I needed something noble. So did the country. So did the world.
The astronauts were my rock stars growing up, Alan Shepard, Gus Grissom, John Glenn and the rest of the Mercury 7, and the expanding astronaut corps for Gemini and Apollo including Armstrong and Aldrin. Armstrong seemed more in the mold of Glen rather than the cocky pilots of Shepard or Grissom. Armstrong was naturally shy. He was among the first civilian astronauts, though he was a Navy pilot in Korea. He was Everyman. But boy could he fly. After Korea, he spent years as a civilian test pilot, flying the X-1B, the X-15 and more. As an astronaut, he commanded the Gemini mission for the first manned docking in space. He escaped death when flying a gangly and unruly test vehicle meant to practice lunar landings instead careened out of control, ejecting at the last second.
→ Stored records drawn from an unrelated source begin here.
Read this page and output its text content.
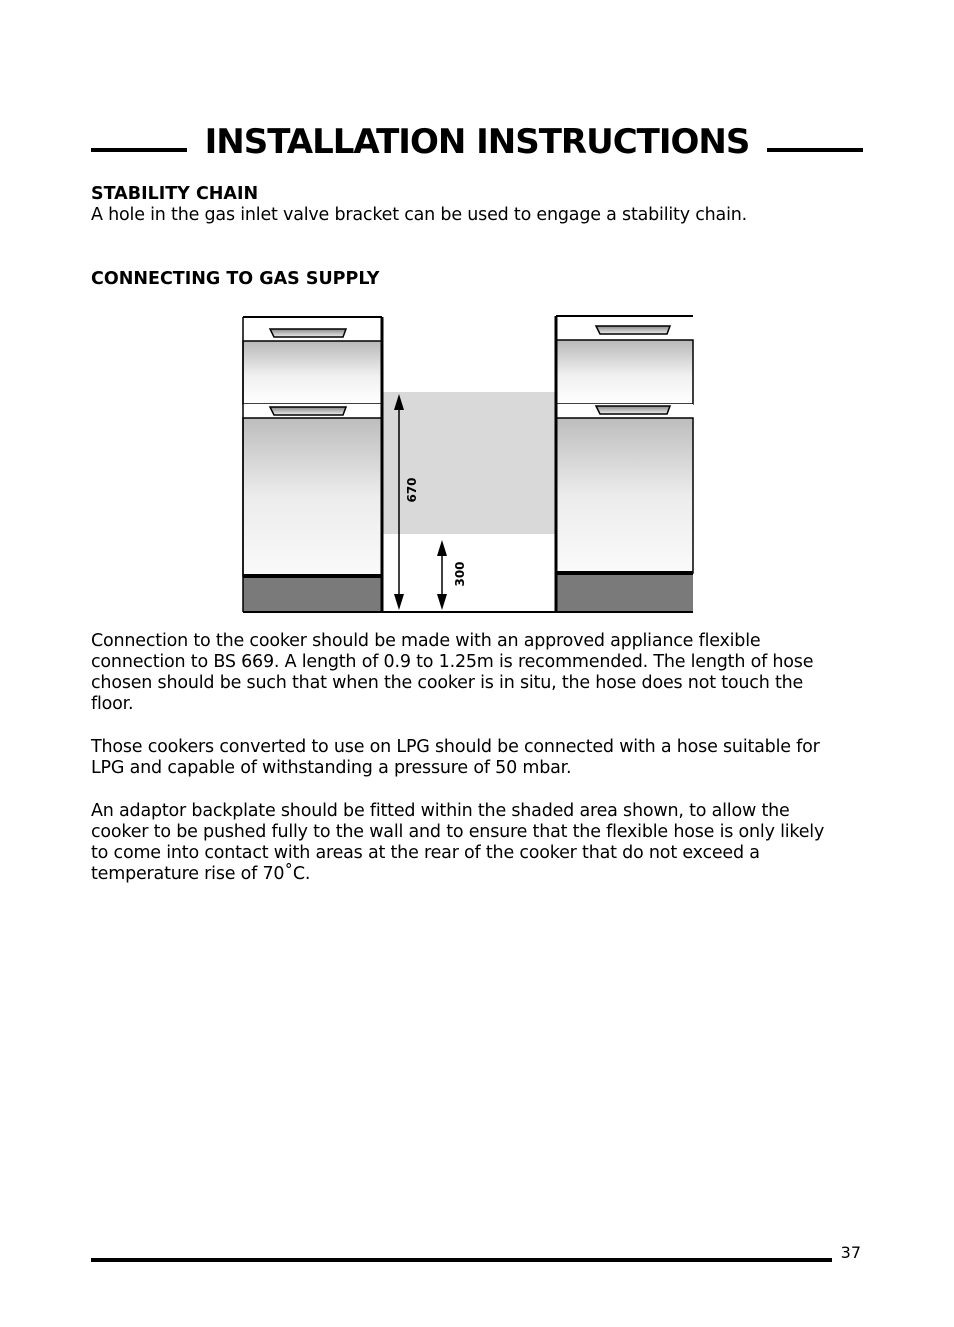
INSTALLATION INSTRUCTIONS
STABILITY CHAIN
A hole in the gas inlet valve bracket can be used to engage a stability chain.
CONNECTING TO GAS SUPPLY
670
300
Connection to the cooker should be made with an approved appliance flexible
connection to BS 669. A length of 0.9 to 1.25m is recommended. The length of hose
chosen should be such that when the cooker is in situ, the hose does not touch the
floor.
Those cookers converted to use on LPG should be connected with a hose suitable for
LPG and capable of withstanding a pressure of 50 mbar.
An adaptor backplate should be fitted within the shaded area shown, to allow the
cooker to be pushed fully to the wall and to ensure that the flexible hose is only likely
to come into contact with areas at the rear of the cooker that do not exceed a
temperature rise of 70˚C.
37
Armstrong probably saved the Apollo 11 mission when he took over controls of the real lunar lander to guide it away from a boulder field for a safe landing on the Moon with only seconds of fuel left.
The three of us spent a little more time in Florida, then drove back to Detroit in 24 hours straight, getting there just in time to watch the coverage of the landing. Armstrong and Aldrin were supposed to get some sleep first to rest up for their walk on the Moon, but most everyone thought that was a stupid idea. They just landed on the Moon! Now they’re supposed to take a nap?
Still it took some time before they ventured out. The TV network anchors talked us through the events. At least one network, maybe others, had someone dress up in a space suit to act out what was happening on the Moon.
Then with a crackle and a blur, a new image appeared. The networks superimposed a message on it that they had never put up before. “Live from the Moon.” There was Armstrong, climbing down, standing at the edge, describing the dust he saw around the landing pad, and finally took his one small step for a man, and humanity back on Earth took one giant leap of celebration.
Armstrong stepped into history, but he never welcomed the glare of public spotlight that came with it. He left NASA, spent a few years teaching engineering in his home state of Ohio, then retired to mostly private life. He did, however, publicly bemoan our abandoning any return to the Moon or to go on, as President Kennedy exhorted us, to “do the other things not because they are easy, but because they are hard.”
What happened to doing those other things? Were they too hard? Too expensive? Did we really just become too bored?
A few days before Armstrong’s death, the Mars rover Curiosity took its first tentative drive across the red dust, taking pictures of the tracks it left behind. It was a small drive for a robot, and certainly no giant leap for robotic kind. I imagine many of us who were on the beach in July 1969 are wondering when we will see the first human footprints on Mars. It seems like many who only know the Moon landing as history are wondering the same.
In November 2010 during a speech for the Science & Technology Summit in The Hague, Netherlands, Armstrong offered to command a mission to command a mission to Mars if he was ever asked. At the age of 80, I don’t think he expected to get that call. But someone will.
There is a renewed and growing interest to reach beyond the sky. We don’t know when we’ll take that next step, but I believe the first person to walk on Mars is now walking on Earth, perhaps taking his or her own first small step toward destiny.